A new net climber play structure was one of the key additions of the renovation. Photo courtesy the Central Park Conservancy.

Even before the Johnson playground, Friedberg’s playscape designs were based on the belief that play was “not just a way of wasting time,” he says, and a landscape designer’s job is to accentuate and stimulate the developmental ramifications of play for children.

At his innovative design for the playgrounds at Jacob Riis Houses on the Lower East Side of New York City, Friedberg used a language of abstraction to invoke flexible tableaus for children’s play at a public housing development. The elemental forms (pyramid, mound, maze, stepped garden, amphitheater) were grouped together to create a child-scaled urbanism with their own internal logic; their formal allusions were loose enough to make them a venue for anything. Rather than fences or extraneous circulation guides, transitions between zones were delineated by changes in materials, or other tactile and visual cues. This strong, architectonic approach organized all the elements of play from within a consistent and integrated set of design motifs and forms, rather than through commercial pro forma jungle gyms and swings selected from a catalog. In 1966, Ada Louise Huxtable raved, “It breaks every sterile mold and stale convention of the city’s park, playground, and open space policy for the last 30 years. They were great years for the manufacturers of asphalt, chain-link fences, and Keep Off the Grass signs.”

The playground’s miniature version of Gapstow Bridge. Photo courtesy the Central Park Conservancy.

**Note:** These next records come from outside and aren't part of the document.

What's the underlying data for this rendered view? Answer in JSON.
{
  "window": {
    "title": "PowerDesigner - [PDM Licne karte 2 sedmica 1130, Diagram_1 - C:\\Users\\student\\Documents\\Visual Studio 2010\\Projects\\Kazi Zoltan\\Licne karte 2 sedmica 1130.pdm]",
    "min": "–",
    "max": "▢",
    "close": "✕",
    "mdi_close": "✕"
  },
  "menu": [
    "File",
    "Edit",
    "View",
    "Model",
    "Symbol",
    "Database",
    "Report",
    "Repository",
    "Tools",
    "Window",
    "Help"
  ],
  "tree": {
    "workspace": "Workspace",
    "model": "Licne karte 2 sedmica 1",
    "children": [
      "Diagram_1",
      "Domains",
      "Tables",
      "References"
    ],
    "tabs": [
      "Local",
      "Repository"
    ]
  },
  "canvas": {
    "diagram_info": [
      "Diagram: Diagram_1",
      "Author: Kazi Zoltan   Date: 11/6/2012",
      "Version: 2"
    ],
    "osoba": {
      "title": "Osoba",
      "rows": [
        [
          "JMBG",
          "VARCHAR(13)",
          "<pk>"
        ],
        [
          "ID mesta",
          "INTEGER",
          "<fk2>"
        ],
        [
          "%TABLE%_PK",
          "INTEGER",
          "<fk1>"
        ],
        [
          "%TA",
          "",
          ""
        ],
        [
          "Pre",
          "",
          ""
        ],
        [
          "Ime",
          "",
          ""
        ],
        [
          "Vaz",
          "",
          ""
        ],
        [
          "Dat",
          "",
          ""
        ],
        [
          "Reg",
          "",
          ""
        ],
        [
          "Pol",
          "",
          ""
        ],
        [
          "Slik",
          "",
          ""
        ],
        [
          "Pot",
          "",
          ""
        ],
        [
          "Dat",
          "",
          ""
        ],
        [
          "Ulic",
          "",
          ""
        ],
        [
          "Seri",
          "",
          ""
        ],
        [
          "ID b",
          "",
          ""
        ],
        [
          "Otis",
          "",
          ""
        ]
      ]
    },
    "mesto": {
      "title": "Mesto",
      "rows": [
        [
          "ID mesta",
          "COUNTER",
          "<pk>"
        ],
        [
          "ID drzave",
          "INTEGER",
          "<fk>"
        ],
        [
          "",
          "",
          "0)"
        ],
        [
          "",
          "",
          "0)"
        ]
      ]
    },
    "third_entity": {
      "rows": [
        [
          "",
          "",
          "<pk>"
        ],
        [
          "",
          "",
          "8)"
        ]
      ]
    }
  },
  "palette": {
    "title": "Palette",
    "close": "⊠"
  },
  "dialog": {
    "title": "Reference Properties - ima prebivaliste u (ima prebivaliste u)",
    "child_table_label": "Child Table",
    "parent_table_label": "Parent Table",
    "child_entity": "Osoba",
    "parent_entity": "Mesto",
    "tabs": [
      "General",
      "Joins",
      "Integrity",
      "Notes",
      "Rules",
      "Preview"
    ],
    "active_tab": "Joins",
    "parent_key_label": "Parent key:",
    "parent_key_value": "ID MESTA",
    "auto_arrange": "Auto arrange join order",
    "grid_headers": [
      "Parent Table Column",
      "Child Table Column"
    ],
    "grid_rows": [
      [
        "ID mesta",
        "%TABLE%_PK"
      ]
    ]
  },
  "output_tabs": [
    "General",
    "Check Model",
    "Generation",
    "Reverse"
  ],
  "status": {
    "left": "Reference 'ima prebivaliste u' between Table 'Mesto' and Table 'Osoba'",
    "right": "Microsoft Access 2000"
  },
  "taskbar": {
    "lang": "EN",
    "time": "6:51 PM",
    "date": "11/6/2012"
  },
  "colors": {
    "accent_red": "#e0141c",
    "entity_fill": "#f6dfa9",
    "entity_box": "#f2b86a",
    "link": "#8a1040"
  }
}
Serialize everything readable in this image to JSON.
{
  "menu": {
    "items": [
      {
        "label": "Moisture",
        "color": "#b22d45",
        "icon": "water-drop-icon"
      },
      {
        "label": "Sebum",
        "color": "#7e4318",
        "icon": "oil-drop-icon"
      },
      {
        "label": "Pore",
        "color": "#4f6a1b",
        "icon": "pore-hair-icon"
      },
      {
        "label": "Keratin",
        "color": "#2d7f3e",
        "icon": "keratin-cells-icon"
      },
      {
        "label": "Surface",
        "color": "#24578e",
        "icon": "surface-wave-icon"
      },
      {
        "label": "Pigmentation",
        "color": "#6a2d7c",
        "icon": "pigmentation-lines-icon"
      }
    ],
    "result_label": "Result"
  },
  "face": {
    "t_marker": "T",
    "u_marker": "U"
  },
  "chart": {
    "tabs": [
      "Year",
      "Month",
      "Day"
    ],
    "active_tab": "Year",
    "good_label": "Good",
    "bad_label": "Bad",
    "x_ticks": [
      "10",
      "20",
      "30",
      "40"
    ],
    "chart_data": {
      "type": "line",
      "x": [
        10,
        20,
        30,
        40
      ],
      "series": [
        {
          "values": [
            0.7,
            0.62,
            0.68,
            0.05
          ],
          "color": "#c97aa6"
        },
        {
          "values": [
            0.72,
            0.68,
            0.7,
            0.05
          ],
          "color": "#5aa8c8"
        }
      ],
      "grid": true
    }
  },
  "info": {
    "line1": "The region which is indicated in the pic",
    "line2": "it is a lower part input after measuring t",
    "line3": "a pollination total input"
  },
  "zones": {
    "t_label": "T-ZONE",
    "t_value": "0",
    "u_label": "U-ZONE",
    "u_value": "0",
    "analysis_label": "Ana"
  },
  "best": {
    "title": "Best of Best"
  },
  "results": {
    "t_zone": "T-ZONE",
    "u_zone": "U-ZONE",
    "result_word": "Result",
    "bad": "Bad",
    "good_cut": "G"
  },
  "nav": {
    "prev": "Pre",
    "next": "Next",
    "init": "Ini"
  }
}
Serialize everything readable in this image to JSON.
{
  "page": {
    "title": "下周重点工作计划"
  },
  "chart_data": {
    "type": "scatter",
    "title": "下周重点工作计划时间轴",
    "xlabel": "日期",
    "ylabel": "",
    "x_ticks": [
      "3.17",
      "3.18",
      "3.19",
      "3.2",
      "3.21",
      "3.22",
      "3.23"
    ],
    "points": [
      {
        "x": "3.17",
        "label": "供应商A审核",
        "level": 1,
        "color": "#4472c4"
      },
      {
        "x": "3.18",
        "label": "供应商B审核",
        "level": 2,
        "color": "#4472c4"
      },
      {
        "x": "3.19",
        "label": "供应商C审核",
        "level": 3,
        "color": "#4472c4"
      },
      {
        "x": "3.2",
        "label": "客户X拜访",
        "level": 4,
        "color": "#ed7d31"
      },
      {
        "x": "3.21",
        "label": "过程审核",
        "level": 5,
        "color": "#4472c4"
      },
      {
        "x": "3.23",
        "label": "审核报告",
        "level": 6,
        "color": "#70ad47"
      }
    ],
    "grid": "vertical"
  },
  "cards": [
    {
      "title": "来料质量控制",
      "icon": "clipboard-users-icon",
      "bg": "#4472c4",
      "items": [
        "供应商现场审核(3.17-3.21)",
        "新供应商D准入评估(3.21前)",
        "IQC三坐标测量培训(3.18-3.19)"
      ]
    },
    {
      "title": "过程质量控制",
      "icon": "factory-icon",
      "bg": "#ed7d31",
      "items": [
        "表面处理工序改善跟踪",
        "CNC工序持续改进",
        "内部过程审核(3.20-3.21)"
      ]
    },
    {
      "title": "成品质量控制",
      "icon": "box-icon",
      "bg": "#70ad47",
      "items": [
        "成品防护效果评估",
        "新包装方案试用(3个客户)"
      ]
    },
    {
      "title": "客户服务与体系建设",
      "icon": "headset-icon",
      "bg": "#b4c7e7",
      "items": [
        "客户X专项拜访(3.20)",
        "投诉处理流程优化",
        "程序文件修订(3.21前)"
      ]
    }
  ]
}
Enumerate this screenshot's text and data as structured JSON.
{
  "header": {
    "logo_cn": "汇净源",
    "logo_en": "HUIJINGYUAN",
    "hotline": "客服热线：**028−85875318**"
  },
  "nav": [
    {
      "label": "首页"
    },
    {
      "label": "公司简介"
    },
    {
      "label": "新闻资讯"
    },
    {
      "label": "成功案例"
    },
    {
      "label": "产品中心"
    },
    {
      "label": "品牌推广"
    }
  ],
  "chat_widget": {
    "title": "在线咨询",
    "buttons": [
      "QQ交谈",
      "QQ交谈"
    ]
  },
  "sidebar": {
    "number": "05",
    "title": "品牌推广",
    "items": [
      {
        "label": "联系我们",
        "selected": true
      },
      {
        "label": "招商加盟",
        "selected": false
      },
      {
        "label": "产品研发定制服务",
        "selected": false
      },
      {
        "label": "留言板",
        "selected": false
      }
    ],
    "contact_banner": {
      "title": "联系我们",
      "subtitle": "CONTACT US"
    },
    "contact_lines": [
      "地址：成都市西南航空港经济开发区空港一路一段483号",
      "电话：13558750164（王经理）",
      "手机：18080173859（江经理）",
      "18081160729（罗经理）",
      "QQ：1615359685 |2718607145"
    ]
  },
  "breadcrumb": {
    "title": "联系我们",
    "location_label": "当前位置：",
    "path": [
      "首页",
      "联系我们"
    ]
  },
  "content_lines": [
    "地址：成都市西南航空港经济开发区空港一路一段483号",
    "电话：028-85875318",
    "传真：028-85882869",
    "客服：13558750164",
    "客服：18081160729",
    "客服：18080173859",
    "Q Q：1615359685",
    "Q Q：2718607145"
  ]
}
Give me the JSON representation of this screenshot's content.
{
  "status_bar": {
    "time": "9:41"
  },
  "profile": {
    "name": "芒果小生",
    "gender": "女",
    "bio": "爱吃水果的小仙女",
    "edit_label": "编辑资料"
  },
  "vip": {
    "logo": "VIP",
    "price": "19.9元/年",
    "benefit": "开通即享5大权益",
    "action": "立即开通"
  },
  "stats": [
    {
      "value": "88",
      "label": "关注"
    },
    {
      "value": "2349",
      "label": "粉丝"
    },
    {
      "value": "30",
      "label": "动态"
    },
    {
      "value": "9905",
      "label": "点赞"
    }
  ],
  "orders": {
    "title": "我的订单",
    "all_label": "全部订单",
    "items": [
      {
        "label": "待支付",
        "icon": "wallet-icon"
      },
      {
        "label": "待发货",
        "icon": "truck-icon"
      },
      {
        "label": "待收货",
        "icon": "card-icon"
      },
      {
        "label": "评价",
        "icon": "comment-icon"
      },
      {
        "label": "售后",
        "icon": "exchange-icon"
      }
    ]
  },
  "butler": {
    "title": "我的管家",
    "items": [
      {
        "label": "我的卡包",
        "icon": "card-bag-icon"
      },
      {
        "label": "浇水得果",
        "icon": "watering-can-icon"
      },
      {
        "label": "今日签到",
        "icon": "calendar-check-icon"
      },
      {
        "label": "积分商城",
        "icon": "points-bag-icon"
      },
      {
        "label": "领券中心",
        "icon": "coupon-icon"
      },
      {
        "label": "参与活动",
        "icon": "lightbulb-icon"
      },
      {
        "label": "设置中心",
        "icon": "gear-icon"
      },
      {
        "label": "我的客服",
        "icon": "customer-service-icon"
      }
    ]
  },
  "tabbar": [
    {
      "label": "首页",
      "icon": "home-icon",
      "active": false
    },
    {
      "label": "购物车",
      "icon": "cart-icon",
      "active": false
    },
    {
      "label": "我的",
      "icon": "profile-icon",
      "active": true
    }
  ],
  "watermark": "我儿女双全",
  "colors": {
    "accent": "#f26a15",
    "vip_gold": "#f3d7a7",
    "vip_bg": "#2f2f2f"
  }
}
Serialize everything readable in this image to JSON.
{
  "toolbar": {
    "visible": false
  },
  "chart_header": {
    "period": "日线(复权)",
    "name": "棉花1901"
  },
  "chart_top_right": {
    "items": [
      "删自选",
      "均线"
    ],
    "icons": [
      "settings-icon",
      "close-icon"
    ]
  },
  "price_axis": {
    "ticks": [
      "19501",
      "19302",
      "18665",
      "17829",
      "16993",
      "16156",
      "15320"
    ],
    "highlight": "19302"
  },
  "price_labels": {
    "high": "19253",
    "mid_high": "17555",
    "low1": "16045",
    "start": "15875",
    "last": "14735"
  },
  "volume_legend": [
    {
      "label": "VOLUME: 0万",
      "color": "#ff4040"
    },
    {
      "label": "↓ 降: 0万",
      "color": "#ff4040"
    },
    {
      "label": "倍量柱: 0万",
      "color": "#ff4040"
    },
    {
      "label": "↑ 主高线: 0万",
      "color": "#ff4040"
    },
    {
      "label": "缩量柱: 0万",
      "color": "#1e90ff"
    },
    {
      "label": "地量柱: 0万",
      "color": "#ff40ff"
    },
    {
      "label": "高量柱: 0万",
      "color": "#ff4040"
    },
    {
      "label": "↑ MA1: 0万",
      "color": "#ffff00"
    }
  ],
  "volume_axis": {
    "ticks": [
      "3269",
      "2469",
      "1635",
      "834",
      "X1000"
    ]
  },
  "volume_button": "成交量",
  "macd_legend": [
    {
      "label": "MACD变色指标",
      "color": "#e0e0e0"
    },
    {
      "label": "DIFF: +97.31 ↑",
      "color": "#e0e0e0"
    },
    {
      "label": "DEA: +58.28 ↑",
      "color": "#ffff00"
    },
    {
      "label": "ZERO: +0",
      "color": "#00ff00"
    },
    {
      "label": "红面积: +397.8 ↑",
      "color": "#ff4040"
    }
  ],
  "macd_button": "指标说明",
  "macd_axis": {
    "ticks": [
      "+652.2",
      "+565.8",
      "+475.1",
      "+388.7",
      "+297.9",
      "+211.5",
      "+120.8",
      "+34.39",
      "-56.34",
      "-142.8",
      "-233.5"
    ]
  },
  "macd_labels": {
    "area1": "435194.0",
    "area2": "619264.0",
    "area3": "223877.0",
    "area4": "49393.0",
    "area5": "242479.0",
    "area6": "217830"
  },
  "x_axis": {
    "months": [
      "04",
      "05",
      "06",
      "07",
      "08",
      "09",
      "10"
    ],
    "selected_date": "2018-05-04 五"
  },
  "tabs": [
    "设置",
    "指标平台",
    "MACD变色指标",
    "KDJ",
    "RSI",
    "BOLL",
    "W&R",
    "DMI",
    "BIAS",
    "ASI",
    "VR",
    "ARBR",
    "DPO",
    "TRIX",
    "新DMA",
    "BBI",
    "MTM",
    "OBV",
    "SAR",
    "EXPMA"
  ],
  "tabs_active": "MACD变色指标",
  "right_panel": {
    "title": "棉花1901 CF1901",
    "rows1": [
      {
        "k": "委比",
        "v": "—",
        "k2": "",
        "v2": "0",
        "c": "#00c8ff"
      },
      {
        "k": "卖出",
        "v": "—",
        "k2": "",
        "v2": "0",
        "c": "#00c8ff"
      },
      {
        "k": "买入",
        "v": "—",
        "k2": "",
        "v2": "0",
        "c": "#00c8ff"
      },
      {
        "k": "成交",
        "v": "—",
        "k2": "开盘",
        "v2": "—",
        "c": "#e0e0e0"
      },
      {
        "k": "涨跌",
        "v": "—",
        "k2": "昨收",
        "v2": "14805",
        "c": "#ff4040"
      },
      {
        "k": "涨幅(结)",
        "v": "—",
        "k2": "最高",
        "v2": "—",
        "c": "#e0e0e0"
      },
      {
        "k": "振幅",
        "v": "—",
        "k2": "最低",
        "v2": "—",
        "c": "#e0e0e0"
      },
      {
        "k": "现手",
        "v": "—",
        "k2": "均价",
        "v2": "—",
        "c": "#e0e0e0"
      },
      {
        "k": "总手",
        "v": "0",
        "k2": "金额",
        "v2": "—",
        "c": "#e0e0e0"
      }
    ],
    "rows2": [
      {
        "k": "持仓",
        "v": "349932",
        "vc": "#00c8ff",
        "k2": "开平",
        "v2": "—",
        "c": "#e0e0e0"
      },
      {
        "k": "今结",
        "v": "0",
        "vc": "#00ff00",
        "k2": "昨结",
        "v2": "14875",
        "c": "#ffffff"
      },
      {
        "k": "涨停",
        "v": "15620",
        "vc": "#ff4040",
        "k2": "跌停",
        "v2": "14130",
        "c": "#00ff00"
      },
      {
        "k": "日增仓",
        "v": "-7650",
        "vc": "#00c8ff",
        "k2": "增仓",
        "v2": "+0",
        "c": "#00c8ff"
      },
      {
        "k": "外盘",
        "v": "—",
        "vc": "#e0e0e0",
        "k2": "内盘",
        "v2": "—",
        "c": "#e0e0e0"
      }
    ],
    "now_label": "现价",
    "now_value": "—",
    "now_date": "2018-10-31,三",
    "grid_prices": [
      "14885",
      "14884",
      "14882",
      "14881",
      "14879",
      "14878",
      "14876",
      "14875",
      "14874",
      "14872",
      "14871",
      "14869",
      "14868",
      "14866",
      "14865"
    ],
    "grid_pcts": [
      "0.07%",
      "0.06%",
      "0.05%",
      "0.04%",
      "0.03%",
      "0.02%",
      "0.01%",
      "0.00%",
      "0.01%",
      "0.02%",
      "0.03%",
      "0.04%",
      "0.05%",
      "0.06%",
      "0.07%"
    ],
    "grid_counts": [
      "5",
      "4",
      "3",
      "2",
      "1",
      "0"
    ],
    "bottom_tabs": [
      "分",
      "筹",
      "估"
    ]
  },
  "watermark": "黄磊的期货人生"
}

The same intuitive transitions and holistic integration are used at the Billy Johnson Playground, albeit with a decidedly Adirondack sensibility. “It was just picking up on what was there,” he says.  And what’s there speaks to a certain Gilded Age conviviality, from the graceful 1896 stone Gapstow Bridge (given a miniature homage at Billy Johnson Playground) and the Dene Summerhouse, a gnarled pavilion that’s a prized wedding venue, where mossy tree trunks and branches hold creeping vines aloft.

An entrance to the playground. Photo courtesy the Central Park Conservancy.

In some ways, the Johnson playground’s integrated play structures are a reference to rubble-strewn post-World War II adventure playgrounds, where children defined and created their own play infrastructure out of what was at hand. But the synthesis of rigorously designed landscape architecture and open-ended immersion has been largely unexplored in landscape design since, Friedberg says. “It’s not advanced. If anything, it’s regressed,” he says. Landscape architect-led playscapes have become more and more immersive places that don’t lack for design sophistication, but there’s relatively little of the hands-off abstraction pioneered by Friedberg.

For Friedberg, play is an interstitial and omnipresent activity. “It’s really the linkages that are important, the choices that are made available,” he says. “The playground can’t be designed as a series of pieces. It should really be an environment that can be interpreted by the kids. The best playgrounds are the ones the kids build themselves.”